De’Shawn Charles Winslow and Christian Garduno honored this year
A debut fiction writer and a poet are the winners of this year’s Willie Morris Awards, which recently moved to the University of Mississippi.
Winning the Willie Morris Award for Southern Fiction is De’Shawn Charles Winslow for “In West Mills,” and the Willie Morris Award for Southern Poetry goes to Christian Garduno for “Southern Horses.”
The winners were announced through the Oxford Conference for the Book in a virtual award ceremony.
“Congratulations to these wonderful writers, whose prose and poetry enrich our region and world. We honor their efforts with these awards,” said Stephen Monroe, chair of the UM Department of Writing and Rhetoric.
A colorful, renowned and respected editor and author from Yazoo City, Morris was a writer-in-residence and instructor at Ole Miss from 1980 to 1991. The youngest-ever editor to lead Harper’s Magazine, he also found great success as a writer, especially with his nonfiction works such as “North Toward Home,” “My Dog Skip,” and “The Courting of Marcus Dupree.”
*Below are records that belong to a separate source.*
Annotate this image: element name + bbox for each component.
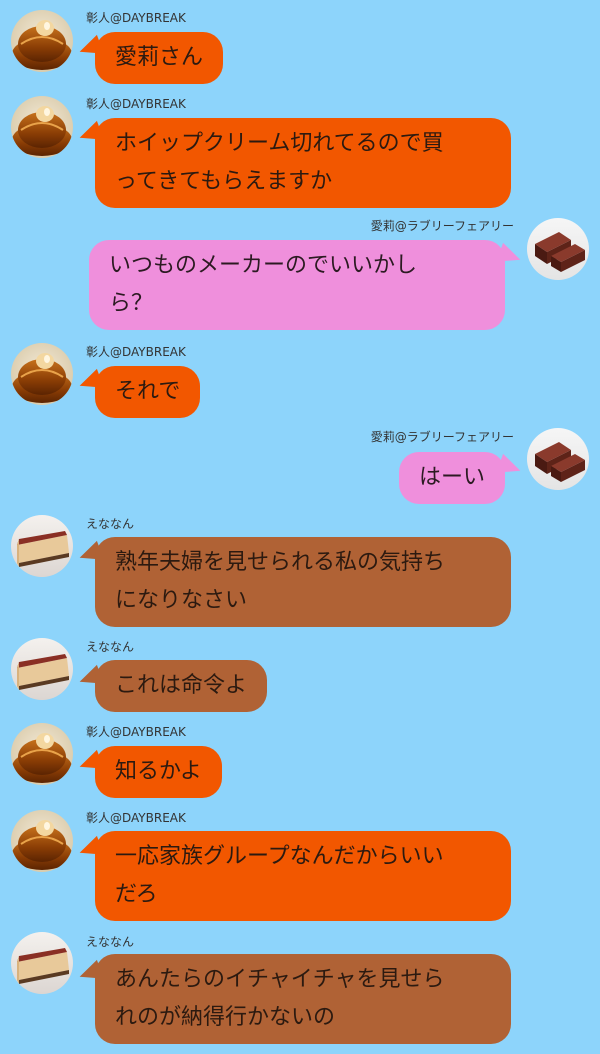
sender-name: 彰人@DAYBREAK (86, 725, 186, 739)
caramel-cake-avatar[interactable] (11, 810, 73, 872)
message-bubble: 一応家族グループなんだからいい だろ (95, 831, 511, 921)
caramel-cake-avatar[interactable] (11, 343, 73, 405)
chocolate-yokan-avatar[interactable] (527, 428, 589, 490)
cheesecake-avatar[interactable] (11, 515, 73, 577)
sender-name: 愛莉@ラブリーフェアリー (370, 219, 514, 233)
message-bubble: それで (95, 366, 201, 418)
chat-screen: { "users": { "akihito": {"name": "彰人@DAY… (0, 0, 600, 1054)
message-bubble: あんたらのイチャイチャを見せら れのが納得行かないの (95, 954, 511, 1044)
message-bubble: 知るかよ (95, 746, 222, 798)
sender-name: 彰人@DAYBREAK (86, 97, 186, 111)
message-bubble: いつものメーカーのでいいかし ら？ (89, 240, 505, 330)
message-bubble: 愛莉さん (95, 32, 224, 84)
message-bubble: ホイップクリーム切れてるので買 ってきてもらえますか (95, 118, 511, 208)
caramel-cake-avatar[interactable] (11, 723, 73, 785)
cheesecake-avatar[interactable] (11, 638, 73, 700)
message-bubble: 熟年夫婦を見せられる私の気持ち になりなさい (95, 537, 511, 627)
chocolate-yokan-avatar[interactable] (527, 218, 589, 280)
message-bubble: はーい (398, 452, 505, 504)
sender-name: 彰人@DAYBREAK (86, 811, 186, 825)
sender-name: えななん (86, 640, 135, 654)
sender-name: えななん (86, 935, 135, 949)
caramel-cake-avatar[interactable] (11, 96, 73, 158)
message-bubble: これは命令よ (95, 660, 268, 712)
sender-name: 愛莉@ラブリーフェアリー (370, 430, 514, 444)
sender-name: えななん (86, 517, 135, 531)
sender-name: 彰人@DAYBREAK (86, 11, 186, 25)
cheesecake-avatar[interactable] (11, 932, 73, 994)
caramel-cake-avatar[interactable] (11, 10, 73, 72)
sender-name: 彰人@DAYBREAK (86, 345, 186, 359)
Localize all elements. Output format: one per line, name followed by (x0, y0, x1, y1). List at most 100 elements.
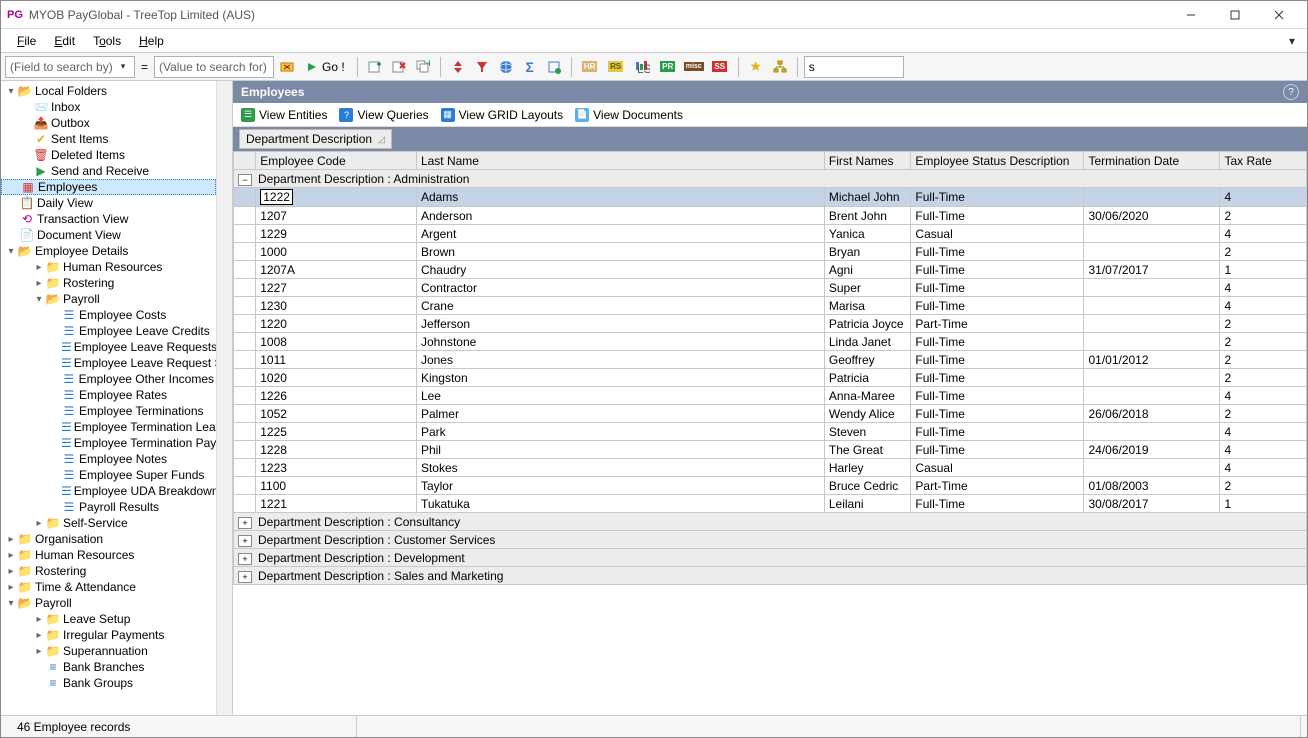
cell-status[interactable]: Full-Time (911, 387, 1084, 405)
cell-status[interactable]: Full-Time (911, 369, 1084, 387)
ss-badge-button[interactable]: SS (708, 56, 732, 78)
cell-rate[interactable]: 2 (1220, 207, 1307, 225)
cell-last[interactable]: Jones (416, 351, 824, 369)
table-row[interactable]: 1228PhilThe GreatFull-Time24/06/20194 (234, 441, 1307, 459)
cell-first[interactable]: Patricia (824, 369, 911, 387)
quick-search-input[interactable]: s (804, 56, 904, 78)
cell-last[interactable]: Brown (416, 243, 824, 261)
table-row[interactable]: 1000BrownBryanFull-Time2 (234, 243, 1307, 261)
close-button[interactable] (1257, 2, 1301, 28)
cell-term[interactable] (1084, 243, 1220, 261)
cell-term[interactable]: 26/06/2018 (1084, 405, 1220, 423)
table-row[interactable]: 1207AndersonBrent JohnFull-Time30/06/202… (234, 207, 1307, 225)
cell-rate[interactable]: 4 (1220, 225, 1307, 243)
tree-payroll-item[interactable]: ☰Employee UDA Breakdowns (1, 483, 216, 499)
cell-last[interactable]: Adams (416, 188, 824, 207)
table-row[interactable]: 1226LeeAnna-MareeFull-Time4 (234, 387, 1307, 405)
tree-payroll-item[interactable]: ☰Employee Terminations (1, 403, 216, 419)
cell-last[interactable]: Crane (416, 297, 824, 315)
cell-last[interactable]: Palmer (416, 405, 824, 423)
cell-term[interactable] (1084, 279, 1220, 297)
cell-rate[interactable]: 2 (1220, 315, 1307, 333)
cell-status[interactable]: Full-Time (911, 423, 1084, 441)
tree-transaction-view[interactable]: ⟲Transaction View (1, 211, 216, 227)
sort-button[interactable] (447, 56, 469, 78)
cell-code[interactable]: 1011 (256, 351, 417, 369)
cell-rate[interactable]: 4 (1220, 279, 1307, 297)
cell-last[interactable]: Tukatuka (416, 495, 824, 513)
tree-payroll-item[interactable]: ☰Employee Leave Credits (1, 323, 216, 339)
cell-status[interactable]: Full-Time (911, 351, 1084, 369)
cell-rate[interactable]: 2 (1220, 351, 1307, 369)
cell-rate[interactable]: 4 (1220, 188, 1307, 207)
cell-code[interactable]: 1228 (256, 441, 417, 459)
tree-inbox[interactable]: 📨Inbox (1, 99, 216, 115)
cell-rate[interactable]: 2 (1220, 477, 1307, 495)
cell-status[interactable]: Full-Time (911, 243, 1084, 261)
cell-term[interactable]: 30/08/2017 (1084, 495, 1220, 513)
cell-last[interactable]: Jefferson (416, 315, 824, 333)
cell-code[interactable]: 1020 (256, 369, 417, 387)
cell-code[interactable]: 1052 (256, 405, 417, 423)
tree-sendrecv[interactable]: ▶Send and Receive (1, 163, 216, 179)
tree-payroll2-item[interactable]: ▸📁Irregular Payments (1, 627, 216, 643)
table-row[interactable]: 1052PalmerWendy AliceFull-Time26/06/2018… (234, 405, 1307, 423)
tree-payroll-item[interactable]: ☰Employee Super Funds (1, 467, 216, 483)
pr-badge-button[interactable]: PR (656, 56, 680, 78)
cell-term[interactable] (1084, 423, 1220, 441)
table-row[interactable]: 1221TukatukaLeilaniFull-Time30/08/20171 (234, 495, 1307, 513)
table-row[interactable]: 1207AChaudryAgniFull-Time31/07/20171 (234, 261, 1307, 279)
tree-ed-rostering[interactable]: ▸📁Rostering (1, 275, 216, 291)
view-documents[interactable]: 📄View Documents (575, 108, 683, 122)
search-field-combo[interactable]: (Field to search by) ▾ (5, 56, 135, 78)
cell-rate[interactable]: 2 (1220, 333, 1307, 351)
cell-term[interactable]: 01/08/2003 (1084, 477, 1220, 495)
col-tax-rate[interactable]: Tax Rate (1220, 152, 1307, 170)
table-row[interactable]: 1222AdamsMichael JohnFull-Time4 (234, 188, 1307, 207)
col-last-name[interactable]: Last Name (416, 152, 824, 170)
tree-payroll[interactable]: ▾📂Payroll (1, 595, 216, 611)
search-value-input[interactable]: (Value to search for) (154, 56, 274, 78)
cell-term[interactable] (1084, 369, 1220, 387)
table-row[interactable]: 1225ParkStevenFull-Time4 (234, 423, 1307, 441)
go-button[interactable]: Go ! (300, 56, 351, 78)
cell-code[interactable]: 1222 (256, 188, 417, 207)
cell-term[interactable] (1084, 459, 1220, 477)
tree-hr[interactable]: ▸📁Human Resources (1, 547, 216, 563)
cell-code[interactable]: 1221 (256, 495, 417, 513)
filter-button[interactable] (471, 56, 493, 78)
sum-button[interactable]: Σ (519, 56, 541, 78)
cell-first[interactable]: Linda Janet (824, 333, 911, 351)
nav-tree[interactable]: ▾📂Local Folders 📨Inbox 📤Outbox ✔Sent Ite… (1, 81, 216, 715)
cell-code[interactable]: 1000 (256, 243, 417, 261)
cell-first[interactable]: Brent John (824, 207, 911, 225)
menu-edit[interactable]: Edit (46, 32, 83, 50)
table-row[interactable]: 1227ContractorSuperFull-Time4 (234, 279, 1307, 297)
cell-rate[interactable]: 2 (1220, 369, 1307, 387)
cell-rate[interactable]: 2 (1220, 243, 1307, 261)
col-status[interactable]: Employee Status Description (911, 152, 1084, 170)
cell-code[interactable]: 1229 (256, 225, 417, 243)
org-chart-button[interactable] (769, 56, 791, 78)
tree-time-attendance[interactable]: ▸📁Time & Attendance (1, 579, 216, 595)
cell-code[interactable]: 1226 (256, 387, 417, 405)
cell-term[interactable] (1084, 297, 1220, 315)
add-record-button[interactable] (364, 56, 386, 78)
cell-term[interactable]: 24/06/2019 (1084, 441, 1220, 459)
tree-rostering[interactable]: ▸📁Rostering (1, 563, 216, 579)
cell-term[interactable]: 01/01/2012 (1084, 351, 1220, 369)
cell-status[interactable]: Full-Time (911, 441, 1084, 459)
col-first-names[interactable]: First Names (824, 152, 911, 170)
cell-last[interactable]: Argent (416, 225, 824, 243)
cell-status[interactable]: Full-Time (911, 188, 1084, 207)
cell-term[interactable] (1084, 225, 1220, 243)
tree-payroll2-item[interactable]: ≡Bank Branches (1, 659, 216, 675)
menu-help[interactable]: Help (131, 32, 172, 50)
clear-search-button[interactable] (276, 56, 298, 78)
cell-last[interactable]: Park (416, 423, 824, 441)
cell-first[interactable]: Patricia Joyce (824, 315, 911, 333)
cell-last[interactable]: Johnstone (416, 333, 824, 351)
cell-status[interactable]: Full-Time (911, 261, 1084, 279)
cell-term[interactable] (1084, 387, 1220, 405)
expand-icon[interactable]: + (238, 553, 252, 565)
With their $3 million gift to the Department of Writing and Rhetoric, Reba White Williams and Dave Williams established an endowment to oversee administration of the awards.
More than 100 fiction entries were narrowed to a list of 10, then to a shortlist of three. The process of getting books to a national team of judges became tricky during quarantine, but Oxford‘s Square Books bookstore helped facilitate that process.
Winslow, as the fiction winner, receives $10,000. He was born and raised in Elizabeth City, North Carolina. He earned a Master of Fine Arts in creative writing from the University of Iowa and a bachelor’s degree in creative writing and a master’s in English literature from Brooklyn College. He lives in New York.
“I really appreciate it; I’m still in shock by it all, I really am,” Winslow said.
“De’Shawn Charles Winslow has given us such a world in his vision of West Mills – a world notably dedicated ‘to the reader’ in which Black stories matter and we cannot help but wish we would linger, listen and learn a while longer,” said Jonathan Haupt, executive director of the Pat Conroy Literary Center and one of the judges for the fiction award.
The Willie Morris Award for Southern Poetry celebrates the diversity of Southern verse and encourages new works. As Morris said, “… words make experience last.” Poets will be challenged and inspired by this opportunity to reveal the South, as they have done over centuries.
For winning the poetry award, Garduno receives $2,500. His work can be read in more than 50 literary magazines. He is a finalist in the 2020-21 Tennessee Williams and New Orleans Writing Contest, and lives and writes along the South Texas coast with his wife, Nahemie, and young son, Dylan.
“It feels fantastic to have people reading my work and recognizing it,” Garduno said. “Thank you to everyone involved, including, you know, all the judges and all the people on the other side of the award. It’s great to be a part of this world.”
Susan Kinsolving, a poet whose four books have drawn critical acclaim, served as judge for the more-than-200 poetry entries.
“Christian Garduno’s expansive poem ‘Southern Horses’gallops through the South, detailing ‘delicious excess’ with stops in Texas, Alabama, Mississippi, Louisiana, Virginia, and Florida,” Kinsolving said. “His wild ride takes the reader on an exhilarating poetic journey that is full of insight, energy, eccentricity and revelation.”